Dalmia Bharat has sought the Central Vigilance Commission’s (CVC) intervention in the Binani Cement bankruptcy proceedings, after the lenders backed out of the bidding process in which Rajputana Properties, a subsidiary of Dalmia Bharat, emerged as the highest bidder for the bankrupt company.
With backing from lenders of Binani Cement rival bidder Binani Industries (BIL) also on Monday moved the Supreme Court seeking permission for an out-of-court settlement with banks to end insolvency proceedings initiated against its subsidiary Binani Cement.
Against Binani Cement’s overdue loans of more than Rs7,000 crore, Dalmia Bharat had offered Rs6,700 crore for its assets.
However, Dalmia Bharat holds that the lenders’ reported move to allow the promoters to seek an out-of court settlement for the debt-laden business violates CVC guidelines and circumvents the insolvency process.
In a letter to the CVC, the New Delhi-based cement maker wanted the commission to examine the matter and pass suitable guidelines in public interest, as reports have started trickling that the lenders are having a change of heart, and could back the deal with UltraTech.
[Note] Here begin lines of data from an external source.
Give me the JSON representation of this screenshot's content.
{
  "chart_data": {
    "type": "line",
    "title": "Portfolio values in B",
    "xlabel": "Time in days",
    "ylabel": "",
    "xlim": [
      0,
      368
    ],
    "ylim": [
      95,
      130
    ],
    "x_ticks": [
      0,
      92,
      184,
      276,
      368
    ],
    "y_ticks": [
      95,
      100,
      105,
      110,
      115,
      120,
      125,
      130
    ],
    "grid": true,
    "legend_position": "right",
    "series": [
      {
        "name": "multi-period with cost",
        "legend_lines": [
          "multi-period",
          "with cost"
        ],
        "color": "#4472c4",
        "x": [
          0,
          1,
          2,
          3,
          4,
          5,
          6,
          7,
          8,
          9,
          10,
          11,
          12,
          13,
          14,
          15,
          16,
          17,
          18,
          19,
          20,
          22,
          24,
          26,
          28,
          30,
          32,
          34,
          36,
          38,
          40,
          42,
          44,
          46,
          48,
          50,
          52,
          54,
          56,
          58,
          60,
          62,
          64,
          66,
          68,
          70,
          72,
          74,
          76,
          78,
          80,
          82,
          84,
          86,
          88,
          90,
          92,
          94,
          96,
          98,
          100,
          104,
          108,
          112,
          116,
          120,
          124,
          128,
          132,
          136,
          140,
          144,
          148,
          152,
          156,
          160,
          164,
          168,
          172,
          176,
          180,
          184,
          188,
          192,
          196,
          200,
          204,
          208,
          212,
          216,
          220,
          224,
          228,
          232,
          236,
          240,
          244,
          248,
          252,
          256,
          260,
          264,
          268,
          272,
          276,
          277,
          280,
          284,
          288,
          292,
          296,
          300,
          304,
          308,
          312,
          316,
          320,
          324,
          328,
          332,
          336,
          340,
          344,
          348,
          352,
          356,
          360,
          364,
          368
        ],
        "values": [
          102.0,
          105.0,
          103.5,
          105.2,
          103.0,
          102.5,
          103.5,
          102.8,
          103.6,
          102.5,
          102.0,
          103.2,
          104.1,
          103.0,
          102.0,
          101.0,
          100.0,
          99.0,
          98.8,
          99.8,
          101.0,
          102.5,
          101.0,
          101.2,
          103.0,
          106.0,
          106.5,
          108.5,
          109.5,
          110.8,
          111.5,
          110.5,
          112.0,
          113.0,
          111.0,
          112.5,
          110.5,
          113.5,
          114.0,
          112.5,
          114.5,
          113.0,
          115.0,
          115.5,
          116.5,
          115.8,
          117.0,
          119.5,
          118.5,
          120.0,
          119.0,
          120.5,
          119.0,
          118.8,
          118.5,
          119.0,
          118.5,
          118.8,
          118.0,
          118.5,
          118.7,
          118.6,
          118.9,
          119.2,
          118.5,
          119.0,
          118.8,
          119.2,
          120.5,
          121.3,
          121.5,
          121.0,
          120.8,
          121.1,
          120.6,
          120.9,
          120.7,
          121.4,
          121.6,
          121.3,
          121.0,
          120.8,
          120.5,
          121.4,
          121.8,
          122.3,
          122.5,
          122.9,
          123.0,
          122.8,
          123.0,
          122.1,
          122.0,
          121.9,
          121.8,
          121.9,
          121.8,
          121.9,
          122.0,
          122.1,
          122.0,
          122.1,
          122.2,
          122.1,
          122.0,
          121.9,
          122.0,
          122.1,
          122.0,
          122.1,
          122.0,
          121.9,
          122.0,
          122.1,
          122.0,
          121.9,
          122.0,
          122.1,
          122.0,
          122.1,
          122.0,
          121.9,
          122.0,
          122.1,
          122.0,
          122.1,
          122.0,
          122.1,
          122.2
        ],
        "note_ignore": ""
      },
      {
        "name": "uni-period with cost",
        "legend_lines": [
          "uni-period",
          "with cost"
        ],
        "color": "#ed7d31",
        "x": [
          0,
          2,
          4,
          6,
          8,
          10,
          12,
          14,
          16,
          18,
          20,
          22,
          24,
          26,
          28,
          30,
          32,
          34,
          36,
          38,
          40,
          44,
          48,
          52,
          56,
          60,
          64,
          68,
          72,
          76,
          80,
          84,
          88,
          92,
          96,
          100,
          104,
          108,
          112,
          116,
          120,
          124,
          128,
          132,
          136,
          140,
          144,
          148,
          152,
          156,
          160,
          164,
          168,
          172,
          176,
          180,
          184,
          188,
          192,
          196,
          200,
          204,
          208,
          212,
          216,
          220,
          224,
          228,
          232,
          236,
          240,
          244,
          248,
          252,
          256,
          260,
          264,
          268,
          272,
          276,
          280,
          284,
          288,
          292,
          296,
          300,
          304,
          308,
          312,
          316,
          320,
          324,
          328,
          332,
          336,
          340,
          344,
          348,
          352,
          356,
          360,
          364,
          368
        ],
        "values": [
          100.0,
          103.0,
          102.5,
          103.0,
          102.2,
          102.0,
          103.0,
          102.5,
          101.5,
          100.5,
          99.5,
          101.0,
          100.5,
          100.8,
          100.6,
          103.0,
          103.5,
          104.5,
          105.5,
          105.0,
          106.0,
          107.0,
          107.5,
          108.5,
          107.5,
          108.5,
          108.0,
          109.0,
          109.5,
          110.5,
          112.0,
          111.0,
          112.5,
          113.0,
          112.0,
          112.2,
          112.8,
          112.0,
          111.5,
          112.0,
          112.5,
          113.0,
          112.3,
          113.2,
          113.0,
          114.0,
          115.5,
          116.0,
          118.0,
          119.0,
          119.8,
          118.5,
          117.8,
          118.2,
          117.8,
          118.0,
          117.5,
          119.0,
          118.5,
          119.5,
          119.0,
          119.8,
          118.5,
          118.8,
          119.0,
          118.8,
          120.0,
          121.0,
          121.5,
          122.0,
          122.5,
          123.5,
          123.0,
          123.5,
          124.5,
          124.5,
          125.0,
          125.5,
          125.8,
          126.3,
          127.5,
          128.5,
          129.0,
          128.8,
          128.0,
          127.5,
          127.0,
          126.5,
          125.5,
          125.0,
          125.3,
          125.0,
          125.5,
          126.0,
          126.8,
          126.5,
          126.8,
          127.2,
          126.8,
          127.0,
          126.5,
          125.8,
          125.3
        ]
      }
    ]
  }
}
The deal with UltraTech looked more attractive for lenders as the amount offered is higher and would amount to 100 per cent payout to both unsecured and secured creditors.
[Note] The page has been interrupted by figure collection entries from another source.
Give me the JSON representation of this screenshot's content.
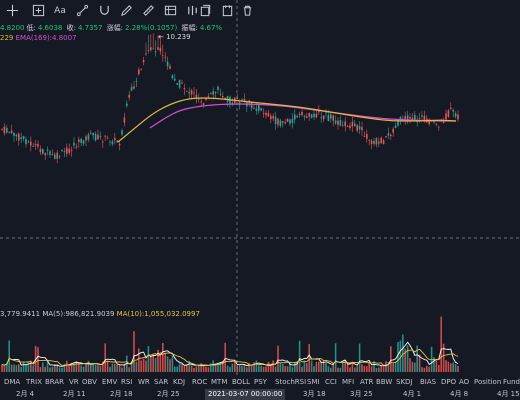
{
  "toolbar": {
    "icons": [
      "crosshair-icon",
      "undo-icon",
      "add-indicator-icon",
      "text-icon",
      "line-icon",
      "magnet-icon",
      "ruler-icon",
      "table-icon",
      "bar-pattern-icon",
      "copy-icon",
      "screenshot-icon",
      "delete-icon"
    ],
    "text_tool_label": "Aa"
  },
  "ohlc": {
    "open_value": "4.8200",
    "low_label": "低:",
    "low_value": "4.6038",
    "close_label": "收:",
    "close_value": "4.7357",
    "change_label": "涨幅:",
    "change_value": "2.28%(0.1057)",
    "amplitude_label": "振幅:",
    "amplitude_value": "4.67%"
  },
  "ema": {
    "ema_short_value": "229",
    "ema_long_label": "EMA(169):",
    "ema_long_value": "4.8007"
  },
  "volume": {
    "vol_value": "3,779.9411",
    "ma5_label": "MA(5):",
    "ma5_value": "986,821.9039",
    "ma10_label": "MA(10):",
    "ma10_value": "1,055,032.0997"
  },
  "max_marker": "← 10.239",
  "indicator_tabs": [
    "DMA",
    "TRIX",
    "BRAR",
    "VR",
    "OBV",
    "EMV",
    "RSI",
    "WR",
    "SAR",
    "KDJ",
    "ROC",
    "MTM",
    "BOLL",
    "PSY",
    "StochRSI",
    "SMI",
    "CCI",
    "MFI",
    "ATR",
    "BBW",
    "SKDJ",
    "BIAS",
    "DPO",
    "AO",
    "Position",
    "Fund"
  ],
  "date_axis": {
    "labels": [
      "2月 4",
      "2月 11",
      "2月 18",
      "2月 25",
      "3月 18",
      "3月 25",
      "4月 1",
      "4月 8",
      "4月 15"
    ],
    "cursor": "2021-03-07 00:00:00"
  },
  "colors": {
    "background": "#151924",
    "up": "#26a69a",
    "down": "#ef5350",
    "ema_short": "#e3b341",
    "ema_long": "#d64fd0"
  }
}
Binani Industries on Monday moved an application before a bench led by Chief Justice Dipak Misra for an out-of-court settlement with UntraTech who said that it will be taken up for hearing on 13 April.
Listing the events since February 27, when Rajputana Properties (subsidiary of Dalmia Bharat Cement) was adjudged the highest bidder by lenders, Dalmia has gone on to outline instances that it believes go against the CVC guidelines.
“The unsuccessful bidder, UltraTech Cement, sent mails to CoC (committee of creditors) members revising its offer upwards on March 8, 2018 and requested CoC to consider its revised offer despite being well aware that the bidding process did not allow submission of revised bids. Shockingly, two PSU lenders (EXIM Bank and SBI Hong Kong) who are part of the CoC petitioned the NCLT seeking directions to CoC that negotiations also be done with the H2 bidder. These actions are in clear violation of CVC guidelines for closed bids,” the letter said, mentioning two CVC circulars dating back to 2007 and 2010.
“The CVC will be taking its own action. Let the IBC be saved,” Mahendra Singhi, group CEO, cement, Dalmia Bharat said.
The letter also said that apart from violating CVC guidelines and shaking public confidence in the bankruptcy code, the settlement between Binani and the lenders will also “send a wrong message to the international investing community, whose participation in resolving mounting NPAs of the banking sector is vitally important and in public interest.”
Dalmia was referring to the participation of Bain Capital Credit in the consortium that also includes Ajay Piramal's Piramal Enterprises.
The lenders in a meeting on Saturday have decided to conditionally back the deal between promoter Binani Industries and UltraTech should it get Supreme Court approval. Binani Industries has deposited a sum of Rs750 crore to show its commitment, along with a bank guarantee for the remaining amount of the total offer of Rs 7,266 crore.
UltraTech will pay Binani Industries Rs7,266 crore for the purchase of its 98.47 per cent stake in Binani Cement.